Le premier hospice est bâti près du ruisseau de la Bucaille vers 436 par Saint Éreptiole, premier évêque de Coutances. Il vit de dons privés jusqu'à ce que Guillaume le Bâtard, ayant épousé sa cousine, Mathilde, en 1049, obtienne la révocation de l'excommunication des époux lancé par le pape Léon IX, en fondant cent places de pauvres dans quatre hôpitaux, à Cherbourg, Bayeux, Caen et Rouen.
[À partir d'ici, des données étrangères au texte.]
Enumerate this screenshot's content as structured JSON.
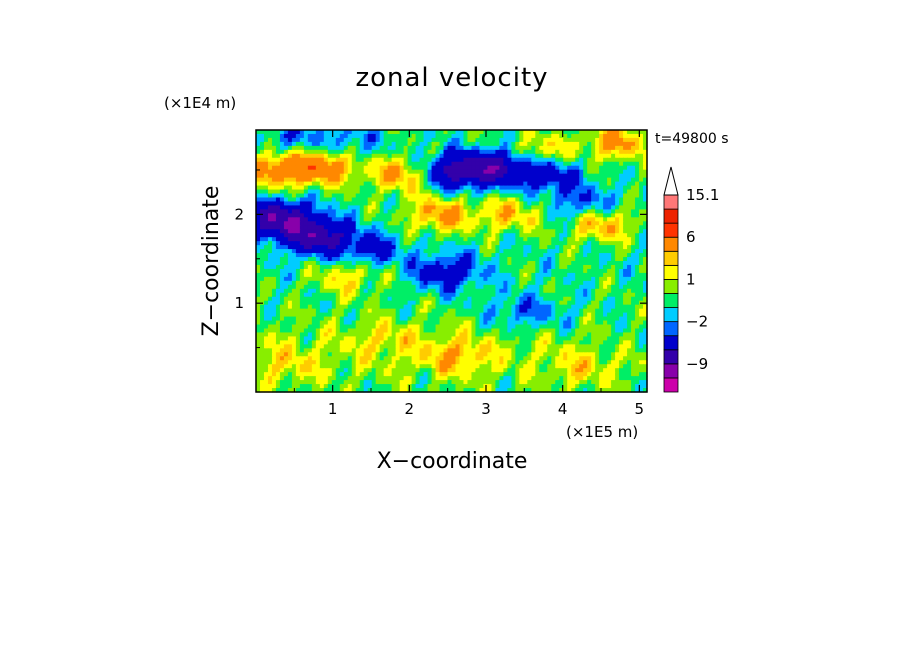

Le curé de l'église de la Trinité reçoit alors la charge de prieur de l'hospice, qui devient peu après à la déchéance du comte Gerberot, également commandant des bourgeois de la garde du château et seigneur du fief du Lardier, c'est-à-dire l'essentiel du territoire de Cherbourg.

 

Pillé, puis brûlé au cours des différentes attaques anglaises de la fin du XIIIe siècle, il est peu à peu abandonné au profit d'un nouvel établissement proche de l'église. Une dépendance est édifiée rue Hervieu en 1767. Pillé à la Révolution française, il ne rouvre qu'en 1804. Puis, à l'étroit, la ville achète au milieu du XIXe siècle un terrain nommé Tivoli, au haut de la rue de la Duchée, face au cimetière, pour y transférer les 17 aliénés.